Use `--no-cache` to force a full re-parse:
```sh
llm-tokei --no-cache
```
Verbose mode prints cache stats:
```sh
llm-tokei -v
```
## Dumping Sessions
The `dump` subcommand emits replayable user-side JSONL message streams.
```sh
llm-tokei dump --codex ~/.codex/sessions/2026/05/12/rollout-example.jsonl
llm-tokei dump --codex --out ./dumped-codex
llm-tokei dump --copilot --out ./dumped-copilot
```
Use exactly one dump source flag: `--codex` or `--copilot`.

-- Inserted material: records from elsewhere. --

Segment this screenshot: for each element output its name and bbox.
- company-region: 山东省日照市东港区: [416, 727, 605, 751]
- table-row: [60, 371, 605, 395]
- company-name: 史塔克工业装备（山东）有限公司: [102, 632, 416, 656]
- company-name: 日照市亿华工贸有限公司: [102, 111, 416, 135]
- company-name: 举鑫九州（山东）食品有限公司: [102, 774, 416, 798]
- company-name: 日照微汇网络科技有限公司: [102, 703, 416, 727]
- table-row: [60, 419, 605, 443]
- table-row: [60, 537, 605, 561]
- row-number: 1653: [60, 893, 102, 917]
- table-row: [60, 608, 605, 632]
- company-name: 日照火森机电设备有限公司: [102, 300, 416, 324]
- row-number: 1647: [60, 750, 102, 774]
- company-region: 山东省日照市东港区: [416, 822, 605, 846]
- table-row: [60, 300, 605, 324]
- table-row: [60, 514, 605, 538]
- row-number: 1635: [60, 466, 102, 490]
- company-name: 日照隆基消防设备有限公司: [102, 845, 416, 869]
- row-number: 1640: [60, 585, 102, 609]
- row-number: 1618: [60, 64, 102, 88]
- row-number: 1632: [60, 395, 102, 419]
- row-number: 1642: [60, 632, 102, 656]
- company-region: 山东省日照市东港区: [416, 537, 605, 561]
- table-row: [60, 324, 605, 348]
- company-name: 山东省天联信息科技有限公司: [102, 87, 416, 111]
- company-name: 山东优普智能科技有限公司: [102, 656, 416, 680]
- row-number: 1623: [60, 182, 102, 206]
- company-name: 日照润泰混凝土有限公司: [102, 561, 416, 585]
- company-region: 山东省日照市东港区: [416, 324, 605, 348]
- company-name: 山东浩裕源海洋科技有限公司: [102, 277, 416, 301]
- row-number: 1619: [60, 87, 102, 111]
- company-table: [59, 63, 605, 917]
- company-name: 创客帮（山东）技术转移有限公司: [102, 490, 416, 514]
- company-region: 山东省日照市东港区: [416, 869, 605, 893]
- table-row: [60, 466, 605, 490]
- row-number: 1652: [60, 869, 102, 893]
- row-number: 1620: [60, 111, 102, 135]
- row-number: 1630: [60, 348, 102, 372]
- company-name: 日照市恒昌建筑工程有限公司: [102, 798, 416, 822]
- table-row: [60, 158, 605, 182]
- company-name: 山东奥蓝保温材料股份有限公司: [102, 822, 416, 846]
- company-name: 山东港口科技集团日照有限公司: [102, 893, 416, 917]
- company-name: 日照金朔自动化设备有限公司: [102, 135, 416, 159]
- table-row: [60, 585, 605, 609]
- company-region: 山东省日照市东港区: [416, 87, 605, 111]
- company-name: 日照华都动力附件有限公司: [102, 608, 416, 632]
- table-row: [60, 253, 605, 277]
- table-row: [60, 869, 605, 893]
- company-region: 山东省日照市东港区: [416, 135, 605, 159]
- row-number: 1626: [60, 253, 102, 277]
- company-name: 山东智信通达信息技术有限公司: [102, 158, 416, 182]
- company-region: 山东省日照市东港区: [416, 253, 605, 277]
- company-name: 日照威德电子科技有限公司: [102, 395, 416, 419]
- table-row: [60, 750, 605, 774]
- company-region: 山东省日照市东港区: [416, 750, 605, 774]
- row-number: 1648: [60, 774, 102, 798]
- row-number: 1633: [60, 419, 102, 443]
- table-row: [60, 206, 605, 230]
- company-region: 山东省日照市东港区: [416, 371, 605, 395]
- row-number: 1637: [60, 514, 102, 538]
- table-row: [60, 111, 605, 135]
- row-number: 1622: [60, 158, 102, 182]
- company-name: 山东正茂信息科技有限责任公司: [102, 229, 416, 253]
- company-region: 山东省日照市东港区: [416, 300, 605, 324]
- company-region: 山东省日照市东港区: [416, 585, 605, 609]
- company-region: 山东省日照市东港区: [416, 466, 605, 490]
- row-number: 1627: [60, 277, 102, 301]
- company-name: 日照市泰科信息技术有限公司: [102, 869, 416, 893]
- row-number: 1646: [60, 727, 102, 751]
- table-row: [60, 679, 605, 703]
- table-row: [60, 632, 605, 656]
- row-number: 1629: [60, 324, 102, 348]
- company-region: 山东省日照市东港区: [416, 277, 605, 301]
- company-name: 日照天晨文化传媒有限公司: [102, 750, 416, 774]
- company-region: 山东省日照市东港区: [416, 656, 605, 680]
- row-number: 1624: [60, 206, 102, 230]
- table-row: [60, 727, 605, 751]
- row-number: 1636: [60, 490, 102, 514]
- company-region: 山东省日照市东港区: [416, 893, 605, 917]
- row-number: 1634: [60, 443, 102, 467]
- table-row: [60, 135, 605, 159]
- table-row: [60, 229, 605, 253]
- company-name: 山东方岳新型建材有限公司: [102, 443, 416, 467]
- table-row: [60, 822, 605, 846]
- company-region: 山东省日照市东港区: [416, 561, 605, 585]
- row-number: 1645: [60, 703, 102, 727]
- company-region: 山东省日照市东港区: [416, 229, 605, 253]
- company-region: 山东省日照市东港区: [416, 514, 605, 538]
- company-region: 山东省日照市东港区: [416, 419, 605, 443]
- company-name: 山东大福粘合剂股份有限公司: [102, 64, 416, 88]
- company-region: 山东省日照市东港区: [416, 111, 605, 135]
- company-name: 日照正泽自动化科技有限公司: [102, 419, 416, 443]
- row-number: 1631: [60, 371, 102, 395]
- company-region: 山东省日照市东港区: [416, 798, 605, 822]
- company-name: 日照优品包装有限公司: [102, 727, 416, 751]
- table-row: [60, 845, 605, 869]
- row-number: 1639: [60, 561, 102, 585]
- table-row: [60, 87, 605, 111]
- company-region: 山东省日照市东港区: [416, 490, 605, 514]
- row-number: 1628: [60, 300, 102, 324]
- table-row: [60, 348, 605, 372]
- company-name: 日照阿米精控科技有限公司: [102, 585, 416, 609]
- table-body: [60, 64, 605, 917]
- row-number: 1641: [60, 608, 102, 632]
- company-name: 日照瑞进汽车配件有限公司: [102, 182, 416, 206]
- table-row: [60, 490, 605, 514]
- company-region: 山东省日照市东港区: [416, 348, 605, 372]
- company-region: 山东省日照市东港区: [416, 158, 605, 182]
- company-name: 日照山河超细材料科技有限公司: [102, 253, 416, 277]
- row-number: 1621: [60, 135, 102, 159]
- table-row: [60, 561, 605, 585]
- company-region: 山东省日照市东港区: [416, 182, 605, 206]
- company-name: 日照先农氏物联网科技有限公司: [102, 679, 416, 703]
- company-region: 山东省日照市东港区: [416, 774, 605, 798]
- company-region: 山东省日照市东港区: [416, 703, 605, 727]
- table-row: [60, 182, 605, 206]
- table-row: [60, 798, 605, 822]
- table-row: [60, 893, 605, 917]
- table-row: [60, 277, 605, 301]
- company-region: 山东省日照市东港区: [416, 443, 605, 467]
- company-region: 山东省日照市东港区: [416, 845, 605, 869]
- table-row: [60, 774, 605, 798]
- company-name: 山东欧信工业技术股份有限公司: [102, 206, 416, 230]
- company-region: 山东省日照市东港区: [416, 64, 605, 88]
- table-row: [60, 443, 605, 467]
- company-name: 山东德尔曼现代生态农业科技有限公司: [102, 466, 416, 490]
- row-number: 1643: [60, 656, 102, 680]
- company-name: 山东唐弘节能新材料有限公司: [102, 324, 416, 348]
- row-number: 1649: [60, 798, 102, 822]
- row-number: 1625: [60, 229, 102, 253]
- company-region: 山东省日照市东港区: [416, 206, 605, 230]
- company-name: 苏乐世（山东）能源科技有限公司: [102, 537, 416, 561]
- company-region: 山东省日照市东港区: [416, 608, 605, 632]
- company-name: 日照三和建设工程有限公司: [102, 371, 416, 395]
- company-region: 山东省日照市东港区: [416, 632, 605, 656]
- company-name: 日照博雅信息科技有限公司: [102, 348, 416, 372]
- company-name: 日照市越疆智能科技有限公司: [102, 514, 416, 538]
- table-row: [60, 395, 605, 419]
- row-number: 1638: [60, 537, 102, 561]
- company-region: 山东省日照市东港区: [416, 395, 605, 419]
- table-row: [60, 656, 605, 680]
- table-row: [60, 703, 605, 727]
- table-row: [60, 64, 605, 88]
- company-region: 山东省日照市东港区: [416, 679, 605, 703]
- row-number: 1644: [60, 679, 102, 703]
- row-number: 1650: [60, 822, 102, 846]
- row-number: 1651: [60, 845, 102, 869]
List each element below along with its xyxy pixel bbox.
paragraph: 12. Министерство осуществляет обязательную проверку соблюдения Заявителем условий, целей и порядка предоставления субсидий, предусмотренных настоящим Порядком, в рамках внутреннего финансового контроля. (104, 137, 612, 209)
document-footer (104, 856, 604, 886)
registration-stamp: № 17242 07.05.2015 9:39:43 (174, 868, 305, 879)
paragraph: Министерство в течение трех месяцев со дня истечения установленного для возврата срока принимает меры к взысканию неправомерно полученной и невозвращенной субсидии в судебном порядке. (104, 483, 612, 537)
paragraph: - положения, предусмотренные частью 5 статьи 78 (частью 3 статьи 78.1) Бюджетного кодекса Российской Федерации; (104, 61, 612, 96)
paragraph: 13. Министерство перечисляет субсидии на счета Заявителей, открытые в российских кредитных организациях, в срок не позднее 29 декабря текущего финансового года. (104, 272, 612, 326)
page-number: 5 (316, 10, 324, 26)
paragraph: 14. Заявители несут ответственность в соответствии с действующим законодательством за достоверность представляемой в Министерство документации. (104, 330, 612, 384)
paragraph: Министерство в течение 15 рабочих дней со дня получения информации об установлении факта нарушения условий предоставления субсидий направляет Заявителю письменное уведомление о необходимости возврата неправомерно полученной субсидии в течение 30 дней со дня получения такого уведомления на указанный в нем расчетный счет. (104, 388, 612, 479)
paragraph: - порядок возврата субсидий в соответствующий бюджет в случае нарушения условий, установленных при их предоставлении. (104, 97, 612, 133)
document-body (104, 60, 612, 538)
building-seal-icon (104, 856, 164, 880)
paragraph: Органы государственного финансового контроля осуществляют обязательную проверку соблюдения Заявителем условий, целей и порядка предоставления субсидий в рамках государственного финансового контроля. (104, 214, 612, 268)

Without `--out`, output is written to stdout with comment headers when multiple
files are dumped. With `--out`, one `<session-id>.jsonl` file is written per
session.
## Maintenance Notes
Bundled pricing data is generated during build.
```sh
cargo run --example fetch_prices
cargo build --release
```
Generate the README showcase SVG from live CLI output:
```sh
cargo run --example gen-showcase -- --args "--24h --group-by source,model" --out docs/assets/showcase.svg
cargo run --example gen-showcase -- --args "--cost-per provider --cost official --month -h" --out docs/assets/showcase.svg
```
Hand-curated pricing inputs:
| `data/models.json` | Canonical model names, official providers, aliases |
| `data/providers.json` | Provider/model included and multiplier metadata |
| `data/prices.override.csv` | Rate overrides and additions |
If models.dev reports all token cost fields as `0` for a provider/model, the
generator treats that row as included and omits it from base prices so cost can
fall back to the model's official provider rate.